The FGFR2b Effector Reporter Cell model effectively mimics the in vivo signaling pathway of FGFR2b; the underlying mechanism is illustrated in the figure.

Figure 1. Schematic diagram of the FGFR2b Effector Reporter Cell model

https://www.cobioer.com/vancheerfile/Images/2026/3/2026032409439921.jpg

Figure 2. Dose Response of Ligands in FGFR2b Effector Reporter Cell (C1C4).

Figure 3. Inhibition of FGF-7-Induced Reporter Activity by FGFR2b Blocking Ab in FGFR2b Effector Reporter Cell (C1C4).Inhibition of  FGF-10-Induced Reporter Activity by FGFR2b Blocking Ab in FGFR2b Effector Reporter Cell (C1C4).

Cell Resuscitation
1)Rapidly thaw the frozen cells in a 37 °C water bath for approximately 60 seconds. Once thawed (which may take slightly less or more than 60 seconds), immediately transfer the cell suspension from the cryovial into a 15 mL centrifuge tube containing 10 mL of pre-warmed  HEK293 Human FGFR2b Effector Reporter Cell complete culture medium.
2)Centrifuge cells at 1000 rpm for 5 min to remove medium, then resuspend cells in 5 mL of pre-warmed complete medium.
3)Transfer the cell suspension into a T25 culture flask and incubate at 37 °C with 5% CO₂.
4)After approximately 24–36 hours, replace the medium or passage the cells to remove non-adherent dead cells.

Subculturing procedure
1)When the cell density reaches the appropriate confluency for passaging, wash the cells with PBS, then add 1 mL trypsin to detach the cells. When more than 80% of the cells detach upon gently tapping the culture flask, add complete culture medium to terminate digestion. Gently pipette to obtain a single-cell suspension, transfer to a 15 mL centrifuge tube, and centrifuge at 1000 rpm for 5 minutes.

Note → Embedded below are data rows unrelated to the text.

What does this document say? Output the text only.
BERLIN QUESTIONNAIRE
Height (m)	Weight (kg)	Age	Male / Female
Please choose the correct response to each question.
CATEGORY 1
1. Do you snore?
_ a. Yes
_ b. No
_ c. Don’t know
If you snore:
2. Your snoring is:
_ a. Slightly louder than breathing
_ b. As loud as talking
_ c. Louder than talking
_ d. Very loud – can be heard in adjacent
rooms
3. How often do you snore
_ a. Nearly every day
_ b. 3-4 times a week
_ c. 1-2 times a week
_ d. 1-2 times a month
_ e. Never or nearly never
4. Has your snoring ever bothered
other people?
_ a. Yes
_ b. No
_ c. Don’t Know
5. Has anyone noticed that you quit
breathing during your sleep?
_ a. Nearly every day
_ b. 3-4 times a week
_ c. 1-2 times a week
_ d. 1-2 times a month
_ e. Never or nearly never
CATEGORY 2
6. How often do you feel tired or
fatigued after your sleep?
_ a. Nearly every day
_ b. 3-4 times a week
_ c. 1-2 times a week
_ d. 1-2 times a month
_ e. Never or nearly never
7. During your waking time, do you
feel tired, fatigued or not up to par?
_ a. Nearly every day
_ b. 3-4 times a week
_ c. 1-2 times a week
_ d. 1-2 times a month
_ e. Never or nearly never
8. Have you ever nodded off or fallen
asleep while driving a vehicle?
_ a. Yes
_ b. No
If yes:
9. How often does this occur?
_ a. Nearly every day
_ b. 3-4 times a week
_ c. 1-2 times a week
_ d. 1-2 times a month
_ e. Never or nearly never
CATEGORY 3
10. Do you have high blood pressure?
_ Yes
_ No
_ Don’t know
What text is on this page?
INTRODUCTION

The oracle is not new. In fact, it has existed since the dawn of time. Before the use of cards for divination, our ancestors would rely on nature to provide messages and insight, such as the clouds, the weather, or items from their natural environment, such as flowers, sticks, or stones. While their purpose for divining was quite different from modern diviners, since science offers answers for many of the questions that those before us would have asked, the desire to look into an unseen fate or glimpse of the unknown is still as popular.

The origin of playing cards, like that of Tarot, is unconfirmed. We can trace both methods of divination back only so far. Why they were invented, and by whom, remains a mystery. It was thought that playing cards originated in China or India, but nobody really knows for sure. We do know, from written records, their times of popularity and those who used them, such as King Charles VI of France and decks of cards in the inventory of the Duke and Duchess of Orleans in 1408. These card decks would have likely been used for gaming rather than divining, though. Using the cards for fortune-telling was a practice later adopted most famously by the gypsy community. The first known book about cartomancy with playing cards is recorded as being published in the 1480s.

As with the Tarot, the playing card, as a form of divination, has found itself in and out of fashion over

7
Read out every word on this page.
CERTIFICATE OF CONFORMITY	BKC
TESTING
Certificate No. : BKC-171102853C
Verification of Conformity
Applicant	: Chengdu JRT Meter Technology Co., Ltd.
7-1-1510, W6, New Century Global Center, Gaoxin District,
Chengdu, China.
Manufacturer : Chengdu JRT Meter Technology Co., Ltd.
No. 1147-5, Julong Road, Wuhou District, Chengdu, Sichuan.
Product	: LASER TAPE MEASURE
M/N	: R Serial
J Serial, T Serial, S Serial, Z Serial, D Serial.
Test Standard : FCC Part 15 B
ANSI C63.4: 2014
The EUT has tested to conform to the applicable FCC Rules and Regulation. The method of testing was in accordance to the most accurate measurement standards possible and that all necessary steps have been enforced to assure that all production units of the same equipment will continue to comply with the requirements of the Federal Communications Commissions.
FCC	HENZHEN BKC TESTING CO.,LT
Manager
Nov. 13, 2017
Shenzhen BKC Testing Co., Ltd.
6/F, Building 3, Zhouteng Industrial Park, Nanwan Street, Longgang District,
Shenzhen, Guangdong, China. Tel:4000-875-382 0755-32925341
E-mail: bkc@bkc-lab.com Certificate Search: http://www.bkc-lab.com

2)Discard supernatant after centrifugation. Resuspend cells in fresh medium to a single-cell suspension and transfer to a new culture flask for continued growth.

Cell Freezing
After trypsinization and centrifugation of cells from each T75 flask or 10 cm culture dish, discard the supernatant. Add 2 mL of cryopreservation medium (90% FBS + 10% DMSO), gently resuspend thoroughly, and aliquot into two cryovials. Immediately place the cryovials into a controlled-rate freezing container (e.g., Nalgene 5100-0001), fill with isopropanol to the indicated level, and store at −80 °C. After 24 hours, transfer the cryovials to liquid nitrogen for long-term storage.